Le reste de la journée fut donc pour Angal et moi très agréable. Hormis les discutions politiques et commerciales, le siège était un lieu particulièrement calme. Éloigné des grands marchés bondés et bruyants où tout le monde se bousculait, nonobstant l'on y trouvait presque toutes les productions des différentes nations de l'Alliance.
On y croisait tous les courtisans de la galaxie qui venaient s'y montrer régulièrement. Ils prenaient connaissance de la dernière mode et des technologies qu'ils s'empressaient de rapporter chez eux pour faire sensation. Cela me donnait beaucoup à rire quelques fois au cours de dîners festifs.
En fait, s'il n'y avait pas à faire ces discours politiques, je pourrais davantage apprécier le siège de l'Alliance, mais devoir entrer dans cette salle m'angoissait toujours. Peu importe le nombre de personnes qui prenaient place dans la salle Yama, elle n'était jamais encombrée. Il y avait toujours des sièges libres pour de nouveaux arrivants. Devoir parler devant autant de monde était pour moi une épreuve, malgré tout ce que nous avions pu vivre, il m'était plus dur d'affronter une armée de diplomates qu'une légion d'orcs.
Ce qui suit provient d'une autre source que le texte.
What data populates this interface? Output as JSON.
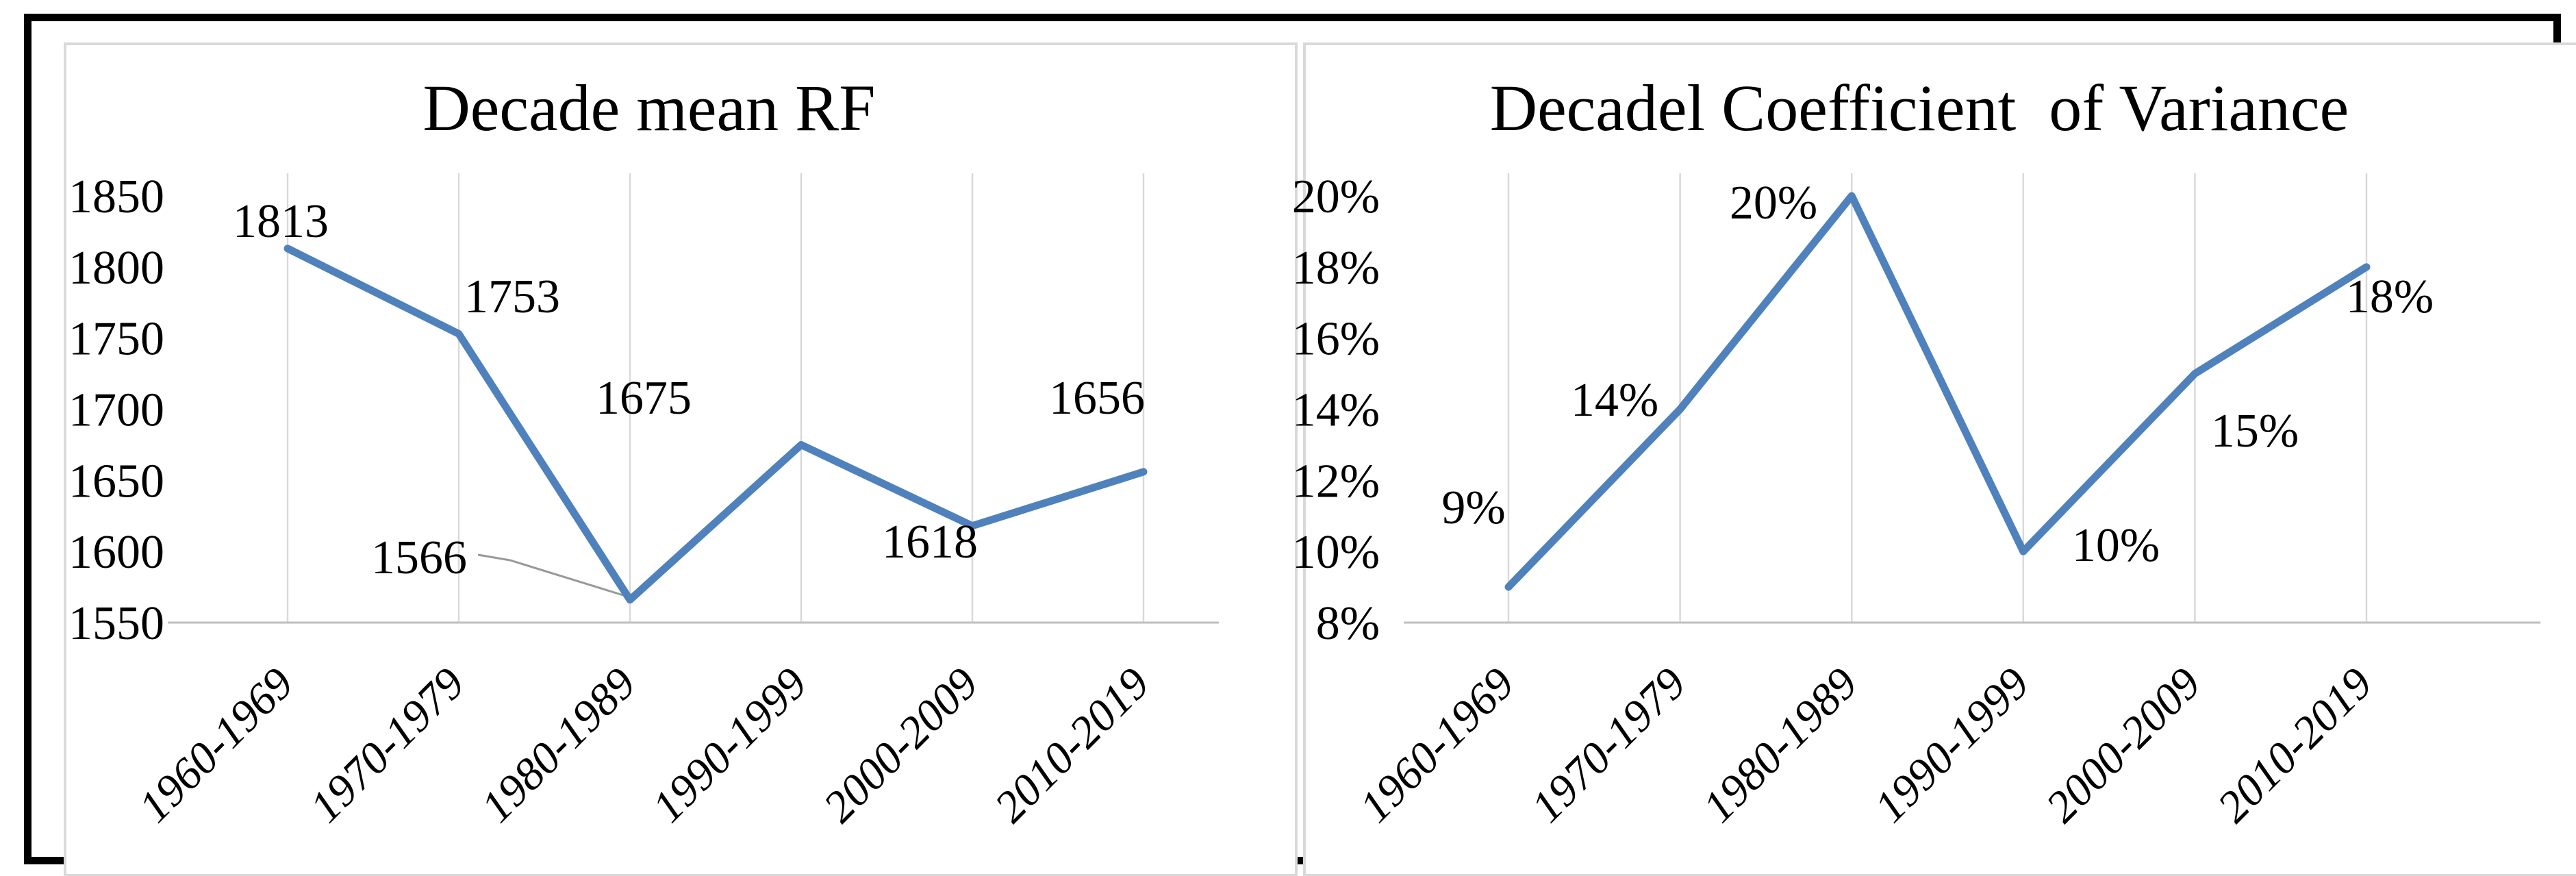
{
  "figure": {
    "background": "#ffffff",
    "frame_color": "#000000",
    "panel_border_color": "#d9d9d9"
  },
  "colors": {
    "line": "#4f81bd",
    "gridline": "#d9d9d9",
    "axis_line": "#bfbfbf",
    "leader_line": "#999999",
    "text": "#000000"
  },
  "categories": [
    "1960-1969",
    "1970-1979",
    "1980-1989",
    "1990-1999",
    "2000-2009",
    "2010-2019"
  ],
  "chart_data": [
    {
      "type": "line",
      "title": "Decade mean RF",
      "categories": [
        "1960-1969",
        "1970-1979",
        "1980-1989",
        "1990-1999",
        "2000-2009",
        "2010-2019"
      ],
      "values": [
        1813,
        1753,
        1566,
        1675,
        1618,
        1656
      ],
      "data_labels": [
        "1813",
        "1753",
        "1566",
        "1675",
        "1618",
        "1656"
      ],
      "y_tick_labels": [
        "1850",
        "1800",
        "1750",
        "1700",
        "1650",
        "1600",
        "1550"
      ],
      "ylim": [
        1550,
        1850
      ],
      "xlabel": "",
      "ylabel": "",
      "grid": "vertical-only",
      "legend": "none",
      "line_color": "#4f81bd"
    },
    {
      "type": "line",
      "title": "Decadel Coefficient  of Variance",
      "categories": [
        "1960-1969",
        "1970-1979",
        "1980-1989",
        "1990-1999",
        "2000-2009",
        "2010-2019"
      ],
      "values": [
        9,
        14,
        20,
        10,
        15,
        18
      ],
      "data_labels": [
        "9%",
        "14%",
        "20%",
        "10%",
        "15%",
        "18%"
      ],
      "y_tick_labels": [
        "20%",
        "18%",
        "16%",
        "14%",
        "12%",
        "10%",
        "8%"
      ],
      "ylim": [
        8,
        20
      ],
      "xlabel": "",
      "ylabel": "",
      "grid": "vertical-only",
      "legend": "none",
      "line_color": "#4f81bd"
    }
  ]
}
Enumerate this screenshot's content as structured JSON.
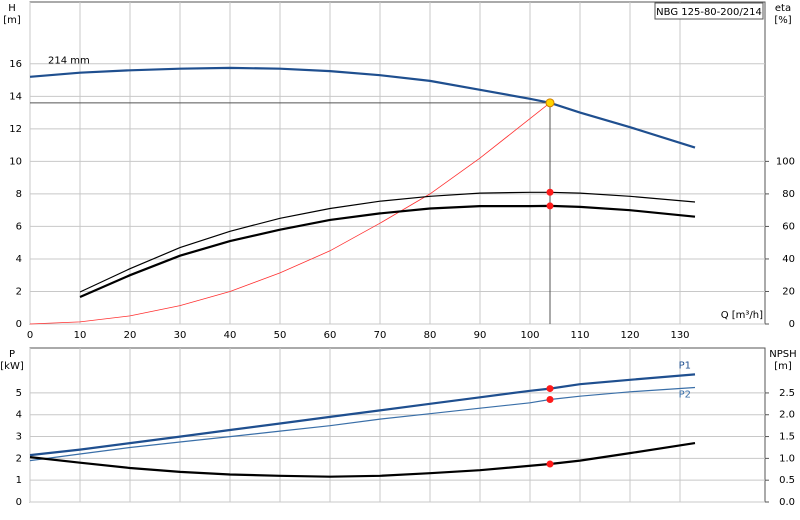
{
  "chart_data": [
    {
      "type": "line",
      "title": "NBG 125-80-200/214",
      "y_label": [
        "H",
        "[m]"
      ],
      "y2_label": [
        "eta",
        "[%]"
      ],
      "x_label": "Q [m³/h]",
      "annotation": "214 mm",
      "xlim": [
        0,
        147
      ],
      "xticks": [
        0,
        10,
        20,
        30,
        40,
        50,
        60,
        70,
        80,
        90,
        100,
        110,
        120,
        130
      ],
      "xtick_labels": true,
      "ylim": [
        0,
        19.8
      ],
      "yticks": [
        0,
        2,
        4,
        6,
        8,
        10,
        12,
        14,
        16
      ],
      "y2lim": [
        0,
        198
      ],
      "y2ticks": [
        0,
        20,
        40,
        60,
        80,
        100
      ],
      "grid": true,
      "operating_q": 104,
      "series": [
        {
          "color": "#1f4f8f",
          "width": 2.2,
          "x": [
            0,
            10,
            20,
            30,
            40,
            50,
            60,
            70,
            80,
            90,
            100,
            104,
            110,
            120,
            133
          ],
          "values": [
            15.2,
            15.45,
            15.6,
            15.7,
            15.75,
            15.7,
            15.55,
            15.3,
            14.95,
            14.4,
            13.85,
            13.6,
            13.0,
            12.1,
            10.85
          ]
        },
        {
          "color": "#ff3030",
          "width": 0.8,
          "x": [
            0,
            10,
            20,
            30,
            40,
            50,
            60,
            70,
            80,
            90,
            104
          ],
          "values": [
            0,
            0.13,
            0.5,
            1.13,
            2.0,
            3.14,
            4.5,
            6.2,
            8.0,
            10.2,
            13.6
          ]
        },
        {
          "color": "#000000",
          "width": 1.2,
          "axis": "y2",
          "x": [
            10,
            20,
            30,
            40,
            50,
            60,
            70,
            80,
            90,
            100,
            104,
            110,
            120,
            133
          ],
          "values": [
            19.7,
            34,
            47,
            57,
            65,
            71,
            75.5,
            78.5,
            80.5,
            81,
            81,
            80.5,
            78.5,
            75
          ]
        },
        {
          "color": "#000000",
          "width": 2.2,
          "axis": "y2",
          "x": [
            10,
            20,
            30,
            40,
            50,
            60,
            70,
            80,
            90,
            100,
            104,
            110,
            120,
            133
          ],
          "values": [
            16.6,
            30,
            42,
            51,
            58,
            64,
            68,
            71,
            72.5,
            72.5,
            72.6,
            72,
            70,
            66
          ]
        }
      ]
    },
    {
      "type": "line",
      "y_label": [
        "P",
        "[kW]"
      ],
      "y2_label": [
        "NPSH",
        "[m]"
      ],
      "xlim": [
        0,
        147
      ],
      "xticks": [
        0,
        10,
        20,
        30,
        40,
        50,
        60,
        70,
        80,
        90,
        100,
        110,
        120,
        130
      ],
      "xtick_labels": false,
      "ylim": [
        0,
        7.06
      ],
      "yticks": [
        0,
        1,
        2,
        3,
        4,
        5
      ],
      "y2lim": [
        0,
        3.53
      ],
      "y2ticks": [
        {
          "value": 0,
          "label": "0.0"
        },
        0.5,
        {
          "value": 1,
          "label": "1.0"
        },
        1.5,
        {
          "value": 2,
          "label": "2.0"
        },
        2.5
      ],
      "grid": true,
      "operating_q": 104,
      "series": [
        {
          "name": "P1",
          "color": "#1f4f8f",
          "width": 2.2,
          "x": [
            0,
            10,
            20,
            30,
            40,
            50,
            60,
            70,
            80,
            90,
            100,
            104,
            110,
            120,
            133
          ],
          "values": [
            2.15,
            2.4,
            2.7,
            3.0,
            3.3,
            3.6,
            3.9,
            4.2,
            4.5,
            4.8,
            5.1,
            5.2,
            5.4,
            5.6,
            5.85
          ]
        },
        {
          "name": "P2",
          "color": "#3a6fa8",
          "width": 1.2,
          "x": [
            0,
            10,
            20,
            30,
            40,
            50,
            60,
            70,
            80,
            90,
            100,
            104,
            110,
            120,
            133
          ],
          "values": [
            1.9,
            2.2,
            2.5,
            2.75,
            3.0,
            3.25,
            3.5,
            3.8,
            4.05,
            4.3,
            4.55,
            4.7,
            4.85,
            5.05,
            5.25
          ]
        },
        {
          "color": "#000000",
          "width": 2.2,
          "axis": "y2",
          "x": [
            0,
            10,
            20,
            30,
            40,
            50,
            60,
            70,
            80,
            90,
            104,
            110,
            120,
            133
          ],
          "values": [
            1.03,
            0.9,
            0.78,
            0.69,
            0.63,
            0.6,
            0.58,
            0.6,
            0.66,
            0.73,
            0.87,
            0.95,
            1.12,
            1.35
          ]
        }
      ]
    }
  ]
}
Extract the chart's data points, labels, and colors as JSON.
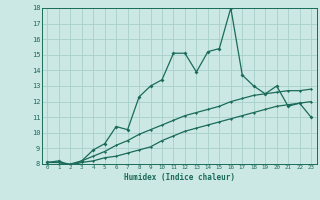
{
  "title": "",
  "xlabel": "Humidex (Indice chaleur)",
  "background_color": "#cce8e4",
  "grid_color": "#a8cfca",
  "line_color": "#1a6b5a",
  "x_values": [
    0,
    1,
    2,
    3,
    4,
    5,
    6,
    7,
    8,
    9,
    10,
    11,
    12,
    13,
    14,
    15,
    16,
    17,
    18,
    19,
    20,
    21,
    22,
    23
  ],
  "y_main": [
    8.1,
    8.2,
    7.9,
    8.2,
    8.9,
    9.3,
    10.4,
    10.2,
    12.3,
    13.0,
    13.4,
    15.1,
    15.1,
    13.9,
    15.2,
    15.4,
    18.0,
    13.7,
    13.0,
    12.5,
    13.0,
    11.7,
    11.9,
    11.0
  ],
  "y_low": [
    8.1,
    8.1,
    7.9,
    8.1,
    8.2,
    8.4,
    8.5,
    8.7,
    8.9,
    9.1,
    9.5,
    9.8,
    10.1,
    10.3,
    10.5,
    10.7,
    10.9,
    11.1,
    11.3,
    11.5,
    11.7,
    11.8,
    11.9,
    12.0
  ],
  "y_high": [
    8.1,
    8.1,
    8.0,
    8.2,
    8.5,
    8.8,
    9.2,
    9.5,
    9.9,
    10.2,
    10.5,
    10.8,
    11.1,
    11.3,
    11.5,
    11.7,
    12.0,
    12.2,
    12.4,
    12.5,
    12.6,
    12.7,
    12.7,
    12.8
  ],
  "ylim": [
    8,
    18
  ],
  "xlim": [
    -0.5,
    23.5
  ],
  "yticks": [
    8,
    9,
    10,
    11,
    12,
    13,
    14,
    15,
    16,
    17,
    18
  ],
  "xticks": [
    0,
    1,
    2,
    3,
    4,
    5,
    6,
    7,
    8,
    9,
    10,
    11,
    12,
    13,
    14,
    15,
    16,
    17,
    18,
    19,
    20,
    21,
    22,
    23
  ]
}
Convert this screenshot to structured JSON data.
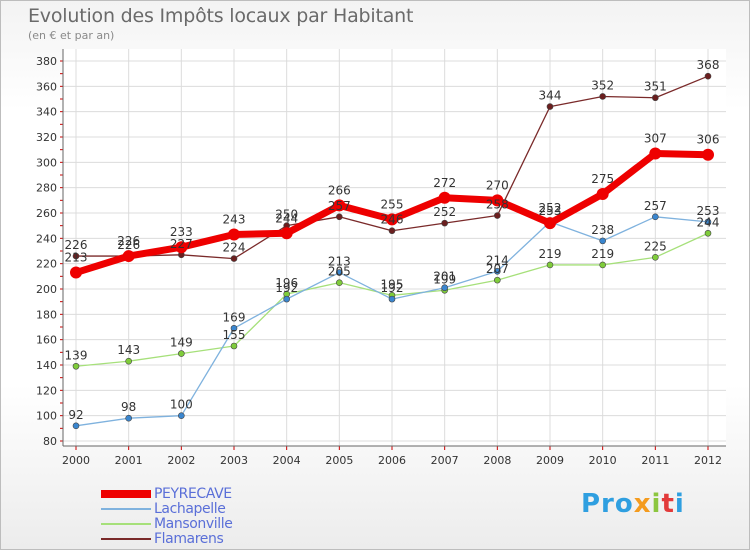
{
  "chart_data": {
    "type": "line",
    "title": "Evolution des Impôts locaux par Habitant",
    "subtitle": "(en € et par an)",
    "x": [
      "2000",
      "2001",
      "2002",
      "2003",
      "2004",
      "2005",
      "2006",
      "2007",
      "2008",
      "2009",
      "2010",
      "2011",
      "2012"
    ],
    "ylim": [
      80,
      380
    ],
    "yticks": [
      80,
      100,
      120,
      140,
      160,
      180,
      200,
      220,
      240,
      260,
      280,
      300,
      320,
      340,
      360,
      380
    ],
    "grid": true,
    "series": [
      {
        "name": "Flamarens",
        "color": "#7a2a2a",
        "marker": "#6b1f1f",
        "values": [
          226,
          226,
          227,
          224,
          250,
          257,
          246,
          252,
          258,
          344,
          352,
          351,
          368
        ],
        "labels": [
          "226",
          "226",
          "227",
          "224",
          "250",
          "257",
          "246",
          "252",
          "258",
          "344",
          "352",
          "351",
          "368"
        ]
      },
      {
        "name": "Mansonville",
        "color": "#a6e07a",
        "marker": "#7fcc3a",
        "values": [
          139,
          143,
          149,
          155,
          196,
          205,
          195,
          199,
          207,
          219,
          219,
          225,
          244
        ],
        "labels": [
          "139",
          "143",
          "149",
          "155",
          "196",
          "205",
          "195",
          "199",
          "207",
          "219",
          "219",
          "225",
          "244"
        ]
      },
      {
        "name": "Lachapelle",
        "color": "#7fb2de",
        "marker": "#3a86cf",
        "values": [
          92,
          98,
          100,
          169,
          192,
          213,
          192,
          201,
          214,
          253,
          238,
          257,
          253
        ],
        "labels": [
          "92",
          "98",
          "100",
          "169",
          "192",
          "213",
          "192",
          "201",
          "214",
          "253",
          "238",
          "257",
          "253"
        ]
      },
      {
        "name": "PEYRECAVE",
        "color": "#ee0000",
        "marker": "#ee0000",
        "values": [
          213,
          226,
          233,
          243,
          244,
          266,
          255,
          272,
          270,
          252,
          275,
          307,
          306
        ],
        "labels": [
          "213",
          "226",
          "233",
          "243",
          "244",
          "266",
          "255",
          "272",
          "270",
          "252",
          "275",
          "307",
          "306"
        ]
      }
    ],
    "legend": [
      "PEYRECAVE",
      "Lachapelle",
      "Mansonville",
      "Flamarens"
    ]
  },
  "legend_colors": [
    "#ee0000",
    "#7fb2de",
    "#a6e07a",
    "#7a2a2a"
  ],
  "logo": {
    "p1": "Pro",
    "p2": "x",
    "p3": "i",
    "p4": "t",
    "p5": "i"
  }
}
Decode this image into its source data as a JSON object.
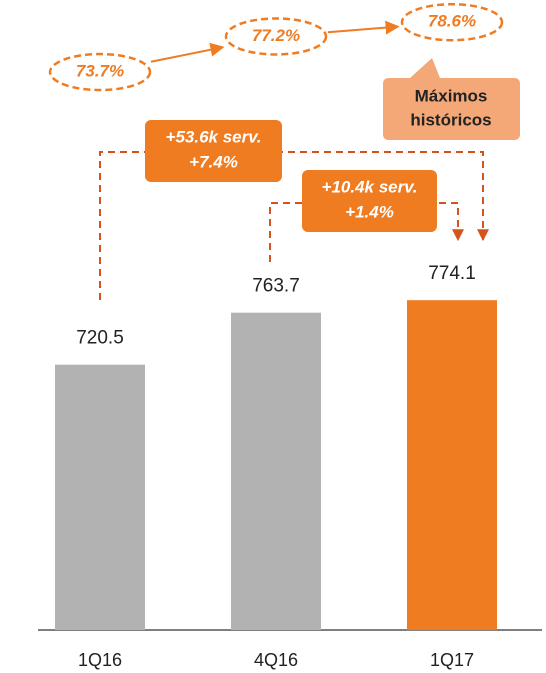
{
  "chart_data": {
    "type": "bar",
    "categories": [
      "1Q16",
      "4Q16",
      "1Q17"
    ],
    "ylim": [
      500,
      800
    ],
    "y2lim": [
      68,
      80
    ],
    "series": [
      {
        "type": "bar",
        "values": [
          720.5,
          763.7,
          774.1
        ],
        "colors": [
          "#b2b2b2",
          "#b2b2b2",
          "#f07c22"
        ]
      },
      {
        "type": "line",
        "axis": "y2",
        "values": [
          73.7,
          77.2,
          78.6
        ],
        "value_labels": [
          "73.7%",
          "77.2%",
          "78.6%"
        ],
        "color": "#f07c22"
      }
    ],
    "annotations": [
      {
        "text": [
          "+53.6k serv.",
          "+7.4%"
        ]
      },
      {
        "text": [
          "+10.4k serv.",
          "+1.4%"
        ]
      }
    ],
    "callout": [
      "Máximos",
      "históricos"
    ]
  }
}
Une fois tout le monde rentré au vaisseau, ce qui pour certain fut tard, nous fîmes le point sur ce que chacun avait pu apprendre. Il semblait que, pour l'instant, ça ne préoccupait pas beaucoup les autres nations qui considéraient que les populations hanumans ne présentaient pas de réel danger pour l'Alliance de par leur faible développement technologique et intellectuel. Il est vrai qu'hormis ceux envoyés dans nos colonies sur des planètes lointaines ou résidant d'Atlantys, les hanumans de Terrae n'avaient, en très grande majorité, aucun contact avec nous, et ne bénéficiaient pas d'aide au développement de leurs sociétés, laissé libres de toutes entraves et conduites extérieures. Il était normal que l'Alliance ne se préoccupe pas trop de cette affaire. Au final, les bruits que tout le monde avait pu recueillir étaient rassurants et calmeraient sans doute un peu les inquiétudes de Canâan.
Nous mangeâmes dans notre auberge habituelle. La même famille s'en occupait depuis plus de trois siècles, nous nous y sentions chez nous. Rien de tel qu'un bon repas pour donner un peu de courage avant le rapport.
Le lendemain, le stress était tout de même revenu. Je devais entrer dans la salle Yama, aux dimensions adaptables qui n'avaient cessé de s'étendre dans le même espace confiné, un véritable paradoxe. La séance fut assez rapide, notre rapport était clair et concis, les questions liées à la logistique rares et les dispositions prises par notre peuple convenaient. Nous pouvions donc faire partir le premier vaisseau pour Aterrae. Les débats sur les autres sujets eux furent longs, très longs. Il aurait été impoli de partir avant la levée de séance. La soirée était largement entamée à ce moment-là.
Nous décidâmes de ne partir pour Terrae que le lendemain, une fois reposés. Il n'était pas utile de s'attarder. Lothar se fit un plaisir de nous guider lui-même pour la manœuvre.